From Wikipedia: “Bootstrapping in business means starting a business without external help or capital. Such startups fund the development of their company through internal cash flow and are cautious with their expenses”.

One piece of advice I see the most conflict on is whether to pay yourself first or pay yourself last as an entrepreneur. There are pros and cons to both options, when we started up we chose as a basic principle to pay ourselves something when we can – so last – with the expectation the business will in time repay it’s debt to us as our profits grow. We do have a fun reward system in place too, if one of us sells something then we can buy a toy for the office, most of those toys are cheap and fun (keeping costs low) but it does provide Shane and I will an incentive scheme to motivate us and compete on.

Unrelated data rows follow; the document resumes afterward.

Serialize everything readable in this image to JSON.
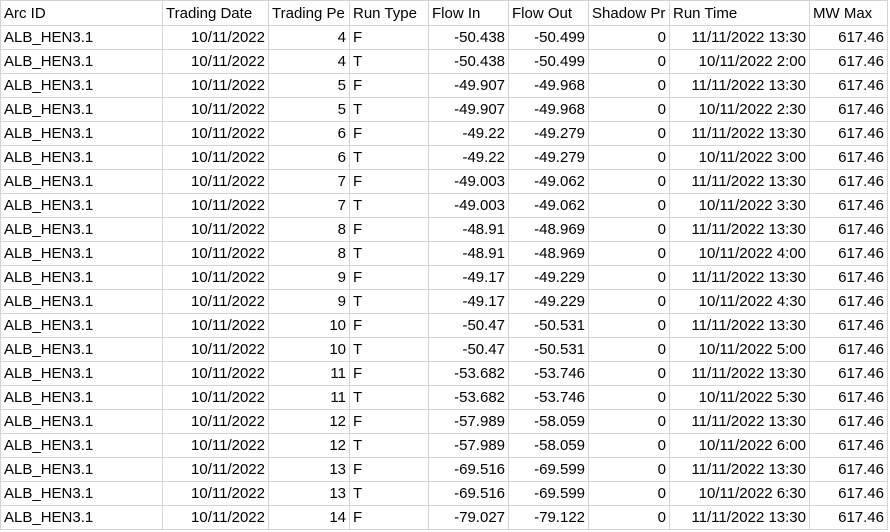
{
  "header": {
    "arc_id": "Arc ID",
    "trading_date": "Trading Date",
    "trading_period": "Trading Pe",
    "run_type": "Run Type",
    "flow_in": "Flow In",
    "flow_out": "Flow Out",
    "shadow_price": "Shadow Pr",
    "run_time": "Run Time",
    "mw_max": "MW Max"
  },
  "rows": [
    {
      "arc_id": "ALB_HEN3.1",
      "trading_date": "10/11/2022",
      "trading_period": "4",
      "run_type": "F",
      "flow_in": "-50.438",
      "flow_out": "-50.499",
      "shadow_price": "0",
      "run_time": "11/11/2022 13:30",
      "mw_max": "617.46"
    },
    {
      "arc_id": "ALB_HEN3.1",
      "trading_date": "10/11/2022",
      "trading_period": "4",
      "run_type": "T",
      "flow_in": "-50.438",
      "flow_out": "-50.499",
      "shadow_price": "0",
      "run_time": "10/11/2022 2:00",
      "mw_max": "617.46"
    },
    {
      "arc_id": "ALB_HEN3.1",
      "trading_date": "10/11/2022",
      "trading_period": "5",
      "run_type": "F",
      "flow_in": "-49.907",
      "flow_out": "-49.968",
      "shadow_price": "0",
      "run_time": "11/11/2022 13:30",
      "mw_max": "617.46"
    },
    {
      "arc_id": "ALB_HEN3.1",
      "trading_date": "10/11/2022",
      "trading_period": "5",
      "run_type": "T",
      "flow_in": "-49.907",
      "flow_out": "-49.968",
      "shadow_price": "0",
      "run_time": "10/11/2022 2:30",
      "mw_max": "617.46"
    },
    {
      "arc_id": "ALB_HEN3.1",
      "trading_date": "10/11/2022",
      "trading_period": "6",
      "run_type": "F",
      "flow_in": "-49.22",
      "flow_out": "-49.279",
      "shadow_price": "0",
      "run_time": "11/11/2022 13:30",
      "mw_max": "617.46"
    },
    {
      "arc_id": "ALB_HEN3.1",
      "trading_date": "10/11/2022",
      "trading_period": "6",
      "run_type": "T",
      "flow_in": "-49.22",
      "flow_out": "-49.279",
      "shadow_price": "0",
      "run_time": "10/11/2022 3:00",
      "mw_max": "617.46"
    },
    {
      "arc_id": "ALB_HEN3.1",
      "trading_date": "10/11/2022",
      "trading_period": "7",
      "run_type": "F",
      "flow_in": "-49.003",
      "flow_out": "-49.062",
      "shadow_price": "0",
      "run_time": "11/11/2022 13:30",
      "mw_max": "617.46"
    },
    {
      "arc_id": "ALB_HEN3.1",
      "trading_date": "10/11/2022",
      "trading_period": "7",
      "run_type": "T",
      "flow_in": "-49.003",
      "flow_out": "-49.062",
      "shadow_price": "0",
      "run_time": "10/11/2022 3:30",
      "mw_max": "617.46"
    },
    {
      "arc_id": "ALB_HEN3.1",
      "trading_date": "10/11/2022",
      "trading_period": "8",
      "run_type": "F",
      "flow_in": "-48.91",
      "flow_out": "-48.969",
      "shadow_price": "0",
      "run_time": "11/11/2022 13:30",
      "mw_max": "617.46"
    },
    {
      "arc_id": "ALB_HEN3.1",
      "trading_date": "10/11/2022",
      "trading_period": "8",
      "run_type": "T",
      "flow_in": "-48.91",
      "flow_out": "-48.969",
      "shadow_price": "0",
      "run_time": "10/11/2022 4:00",
      "mw_max": "617.46"
    },
    {
      "arc_id": "ALB_HEN3.1",
      "trading_date": "10/11/2022",
      "trading_period": "9",
      "run_type": "F",
      "flow_in": "-49.17",
      "flow_out": "-49.229",
      "shadow_price": "0",
      "run_time": "11/11/2022 13:30",
      "mw_max": "617.46"
    },
    {
      "arc_id": "ALB_HEN3.1",
      "trading_date": "10/11/2022",
      "trading_period": "9",
      "run_type": "T",
      "flow_in": "-49.17",
      "flow_out": "-49.229",
      "shadow_price": "0",
      "run_time": "10/11/2022 4:30",
      "mw_max": "617.46"
    },
    {
      "arc_id": "ALB_HEN3.1",
      "trading_date": "10/11/2022",
      "trading_period": "10",
      "run_type": "F",
      "flow_in": "-50.47",
      "flow_out": "-50.531",
      "shadow_price": "0",
      "run_time": "11/11/2022 13:30",
      "mw_max": "617.46"
    },
    {
      "arc_id": "ALB_HEN3.1",
      "trading_date": "10/11/2022",
      "trading_period": "10",
      "run_type": "T",
      "flow_in": "-50.47",
      "flow_out": "-50.531",
      "shadow_price": "0",
      "run_time": "10/11/2022 5:00",
      "mw_max": "617.46"
    },
    {
      "arc_id": "ALB_HEN3.1",
      "trading_date": "10/11/2022",
      "trading_period": "11",
      "run_type": "F",
      "flow_in": "-53.682",
      "flow_out": "-53.746",
      "shadow_price": "0",
      "run_time": "11/11/2022 13:30",
      "mw_max": "617.46"
    },
    {
      "arc_id": "ALB_HEN3.1",
      "trading_date": "10/11/2022",
      "trading_period": "11",
      "run_type": "T",
      "flow_in": "-53.682",
      "flow_out": "-53.746",
      "shadow_price": "0",
      "run_time": "10/11/2022 5:30",
      "mw_max": "617.46"
    },
    {
      "arc_id": "ALB_HEN3.1",
      "trading_date": "10/11/2022",
      "trading_period": "12",
      "run_type": "F",
      "flow_in": "-57.989",
      "flow_out": "-58.059",
      "shadow_price": "0",
      "run_time": "11/11/2022 13:30",
      "mw_max": "617.46"
    },
    {
      "arc_id": "ALB_HEN3.1",
      "trading_date": "10/11/2022",
      "trading_period": "12",
      "run_type": "T",
      "flow_in": "-57.989",
      "flow_out": "-58.059",
      "shadow_price": "0",
      "run_time": "10/11/2022 6:00",
      "mw_max": "617.46"
    },
    {
      "arc_id": "ALB_HEN3.1",
      "trading_date": "10/11/2022",
      "trading_period": "13",
      "run_type": "F",
      "flow_in": "-69.516",
      "flow_out": "-69.599",
      "shadow_price": "0",
      "run_time": "11/11/2022 13:30",
      "mw_max": "617.46"
    },
    {
      "arc_id": "ALB_HEN3.1",
      "trading_date": "10/11/2022",
      "trading_period": "13",
      "run_type": "T",
      "flow_in": "-69.516",
      "flow_out": "-69.599",
      "shadow_price": "0",
      "run_time": "10/11/2022 6:30",
      "mw_max": "617.46"
    },
    {
      "arc_id": "ALB_HEN3.1",
      "trading_date": "10/11/2022",
      "trading_period": "14",
      "run_type": "F",
      "flow_in": "-79.027",
      "flow_out": "-79.122",
      "shadow_price": "0",
      "run_time": "11/11/2022 13:30",
      "mw_max": "617.46"
    }
  ]
}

The argument for paying yourself first:

Rich Dad, Poor Dad author Roberto Kiyosaki promotes a consistent theme within his books that in order to be rich you must pay yourself first, he describes this as the habit rich people practise and offers these insights in his books:

  • Paying yourself first is not easy. In fact, it can be scary, especially when the bills are piling up. But you must develop the self-discipline to do it.
  • Don’t get into large debt positions that you personally have to pay for. Keep your expenses low. Build up assets first. Then buy the big house or nice car. Being stuck in the Rat Race is not intelligent.
  • When you come up short, let the pressure build and don’t dip into your savings or investments. Use the pressure to inspire your financial genius to come up with new ways of making more money and then pay your bills. You will have increased your financial intelligence and ability to make more money.

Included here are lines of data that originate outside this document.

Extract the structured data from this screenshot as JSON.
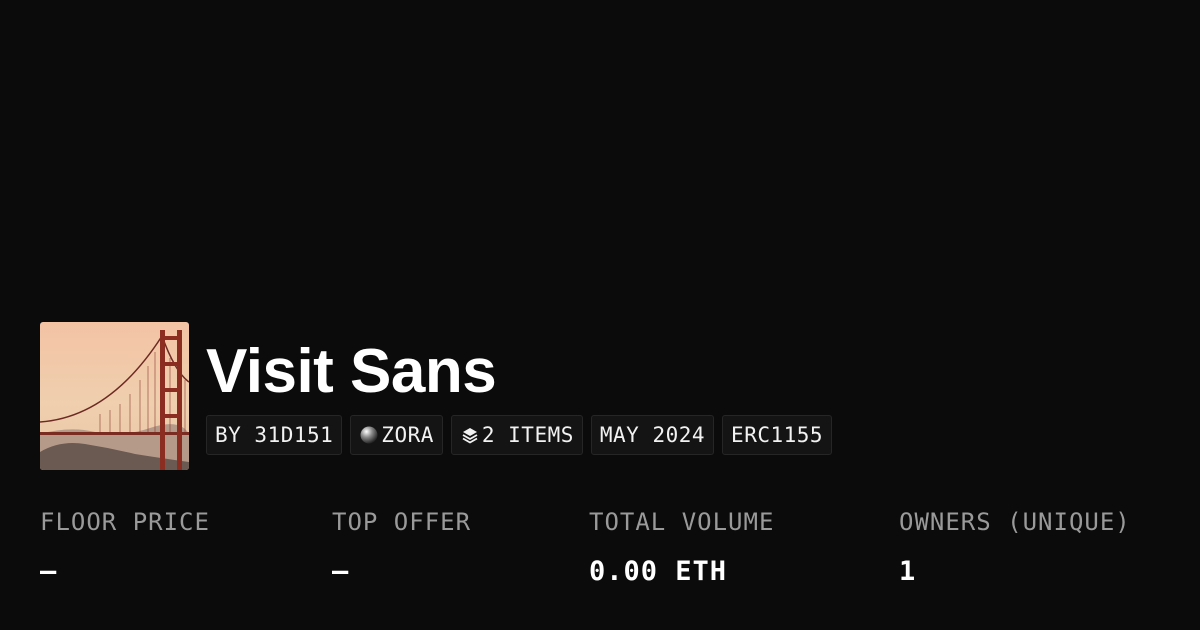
{
  "collection": {
    "title": "Visit Sans",
    "thumbnail_icon": "golden-gate-bridge-image"
  },
  "tags": {
    "creator": "BY 31D151",
    "chain": "ZORA",
    "chain_icon": "zora-orb-icon",
    "items": "2 ITEMS",
    "items_icon": "layers-icon",
    "date": "MAY 2024",
    "standard": "ERC1155"
  },
  "stats": {
    "floor_price_label": "FLOOR PRICE",
    "floor_price_value": "–",
    "top_offer_label": "TOP OFFER",
    "top_offer_value": "–",
    "total_volume_label": "TOTAL VOLUME",
    "total_volume_value": "0.00 ETH",
    "owners_label": "OWNERS (UNIQUE)",
    "owners_value": "1"
  },
  "colors": {
    "background": "#0b0b0b",
    "text": "#ffffff",
    "muted_text": "#9a9a9a"
  }
}
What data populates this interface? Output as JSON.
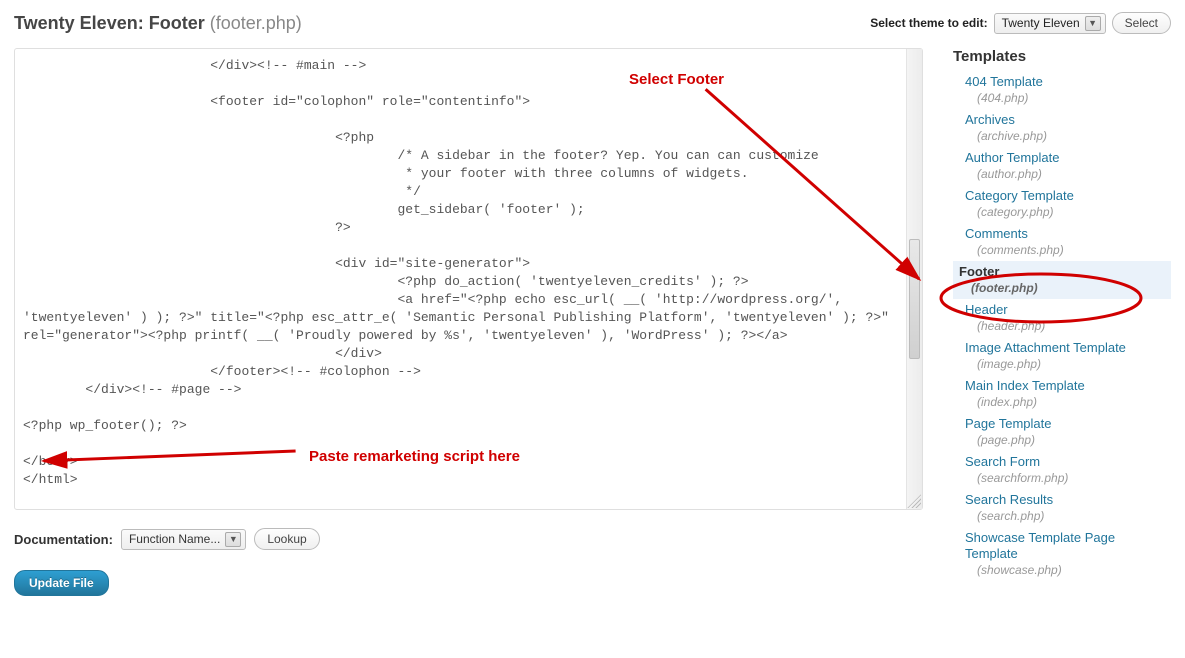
{
  "header": {
    "theme_name": "Twenty Eleven",
    "file_label": "Footer",
    "filename": "(footer.php)",
    "select_label": "Select theme to edit:",
    "dropdown_value": "Twenty Eleven",
    "select_button": "Select"
  },
  "editor": {
    "code": "\t\t\t</div><!-- #main -->\n\n\t\t\t<footer id=\"colophon\" role=\"contentinfo\">\n\n\t\t\t\t\t<?php\n\t\t\t\t\t\t/* A sidebar in the footer? Yep. You can can customize\n\t\t\t\t\t\t * your footer with three columns of widgets.\n\t\t\t\t\t\t */\n\t\t\t\t\t\tget_sidebar( 'footer' );\n\t\t\t\t\t?>\n\n\t\t\t\t\t<div id=\"site-generator\">\n\t\t\t\t\t\t<?php do_action( 'twentyeleven_credits' ); ?>\n\t\t\t\t\t\t<a href=\"<?php echo esc_url( __( 'http://wordpress.org/', 'twentyeleven' ) ); ?>\" title=\"<?php esc_attr_e( 'Semantic Personal Publishing Platform', 'twentyeleven' ); ?>\" rel=\"generator\"><?php printf( __( 'Proudly powered by %s', 'twentyeleven' ), 'WordPress' ); ?></a>\n\t\t\t\t\t</div>\n\t\t\t</footer><!-- #colophon -->\n\t</div><!-- #page -->\n\n<?php wp_footer(); ?>\n\n</body>\n</html>"
  },
  "documentation": {
    "label": "Documentation:",
    "dropdown_value": "Function Name...",
    "lookup_button": "Lookup"
  },
  "update_button": "Update File",
  "sidebar": {
    "heading": "Templates",
    "items": [
      {
        "name": "404 Template",
        "file": "(404.php)"
      },
      {
        "name": "Archives",
        "file": "(archive.php)"
      },
      {
        "name": "Author Template",
        "file": "(author.php)"
      },
      {
        "name": "Category Template",
        "file": "(category.php)"
      },
      {
        "name": "Comments",
        "file": "(comments.php)"
      },
      {
        "name": "Footer",
        "file": "(footer.php)",
        "active": true
      },
      {
        "name": "Header",
        "file": "(header.php)"
      },
      {
        "name": "Image Attachment Template",
        "file": "(image.php)"
      },
      {
        "name": "Main Index Template",
        "file": "(index.php)"
      },
      {
        "name": "Page Template",
        "file": "(page.php)"
      },
      {
        "name": "Search Form",
        "file": "(searchform.php)"
      },
      {
        "name": "Search Results",
        "file": "(search.php)"
      },
      {
        "name": "Showcase Template Page Template",
        "file": "(showcase.php)"
      }
    ]
  },
  "annotations": {
    "select_footer": "Select Footer",
    "paste_script": "Paste remarketing script here",
    "colors": {
      "annotation": "#d00000"
    }
  }
}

This Yahoo Small Business article offers further weight to the pay yourself first argument with:

  • You can save money for future business efforts or for personal use
  • You will work harder to increase revenues and your income
  • Investors see you are committed to growing your company

I feel a whole other blog on the motivations and rewards of owning and running your own business as personally am not convinced paying yourself first would motivate an entrepreneur to work harder and increase revenues – but perhaps it does?

The argument for paying yourself last:

Hunter Walk’s VC’s perspective is an interesting read, he proffers a strong ethical basis for paying yourself fairly and last and provides insight I personally align closely with regarding growing the pie:

  • Focus on paying yourself fairly but last
  • Grow the pie before taking your piece. It’ll go better than seeing the pie as fixed and fighting for a disproportionate slice — and I think ultimately lead to great wealth for you if you’re any good.

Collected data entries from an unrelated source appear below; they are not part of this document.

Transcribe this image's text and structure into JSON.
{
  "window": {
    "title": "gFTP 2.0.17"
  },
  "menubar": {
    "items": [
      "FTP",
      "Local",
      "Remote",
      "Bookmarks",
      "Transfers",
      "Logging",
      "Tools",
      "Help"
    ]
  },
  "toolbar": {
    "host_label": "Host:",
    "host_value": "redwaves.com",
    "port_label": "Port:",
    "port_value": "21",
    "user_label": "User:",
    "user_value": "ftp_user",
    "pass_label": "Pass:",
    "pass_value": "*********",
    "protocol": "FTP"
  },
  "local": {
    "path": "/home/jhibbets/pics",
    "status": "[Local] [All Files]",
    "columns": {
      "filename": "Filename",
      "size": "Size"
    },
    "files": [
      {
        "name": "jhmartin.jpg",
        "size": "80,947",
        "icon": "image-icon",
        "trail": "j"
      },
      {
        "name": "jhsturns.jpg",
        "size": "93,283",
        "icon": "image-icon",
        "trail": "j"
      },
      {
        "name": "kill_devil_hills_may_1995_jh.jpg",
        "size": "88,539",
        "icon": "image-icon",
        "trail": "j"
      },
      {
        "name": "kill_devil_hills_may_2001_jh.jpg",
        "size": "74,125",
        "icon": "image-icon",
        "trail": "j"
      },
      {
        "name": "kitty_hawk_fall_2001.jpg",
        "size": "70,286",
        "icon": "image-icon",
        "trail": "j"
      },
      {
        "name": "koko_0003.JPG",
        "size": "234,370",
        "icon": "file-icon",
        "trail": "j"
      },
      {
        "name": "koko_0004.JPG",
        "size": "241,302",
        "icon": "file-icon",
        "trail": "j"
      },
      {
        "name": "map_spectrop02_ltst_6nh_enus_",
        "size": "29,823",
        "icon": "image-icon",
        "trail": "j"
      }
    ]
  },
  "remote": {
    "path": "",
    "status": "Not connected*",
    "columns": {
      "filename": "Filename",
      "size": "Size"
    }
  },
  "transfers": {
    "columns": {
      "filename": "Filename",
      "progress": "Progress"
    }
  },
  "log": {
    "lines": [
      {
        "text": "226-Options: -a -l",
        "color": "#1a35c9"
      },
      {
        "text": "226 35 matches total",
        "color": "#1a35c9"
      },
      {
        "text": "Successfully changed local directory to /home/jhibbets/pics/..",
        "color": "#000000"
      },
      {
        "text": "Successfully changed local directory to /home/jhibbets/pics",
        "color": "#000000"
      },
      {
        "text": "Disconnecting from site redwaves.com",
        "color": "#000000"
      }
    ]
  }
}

In the context of taking a startup on to a funding round this article discusses the need to keep your costs and burn rate as low as possible “Within what will feel like an incredibly short, stressful period of time, the startup needs to build product, figure out the market, and get some initial traction. Every month of cash burn is valuable.”

On balance conclusion:

Bootstrapping is stressful and paying anything, let alone yourself, can be challenging at times so if this is the path you elect to take you need to be flexible and prepared to watch those banking transactions like a hawk.

Paying yourself last is personally very financially challenging especially living with personal debt. It takes fortitude to go to work everyday knowing you won’t see a financial reward for years, it also takes self control to be patient when your staff (who in our case are paid well and first) decide to have a “relaxing” work day and not deliver any value to the business (I am trying to be tactful here).

Paying yourself last can however enable greater opportunities to re-invest early to enable growth = growth of profits to pay yourself more later. It is a hard road and stressful, the key is to ensure it doesn’t go on too long.

Food for thought anyway. Happy sharing, Vic.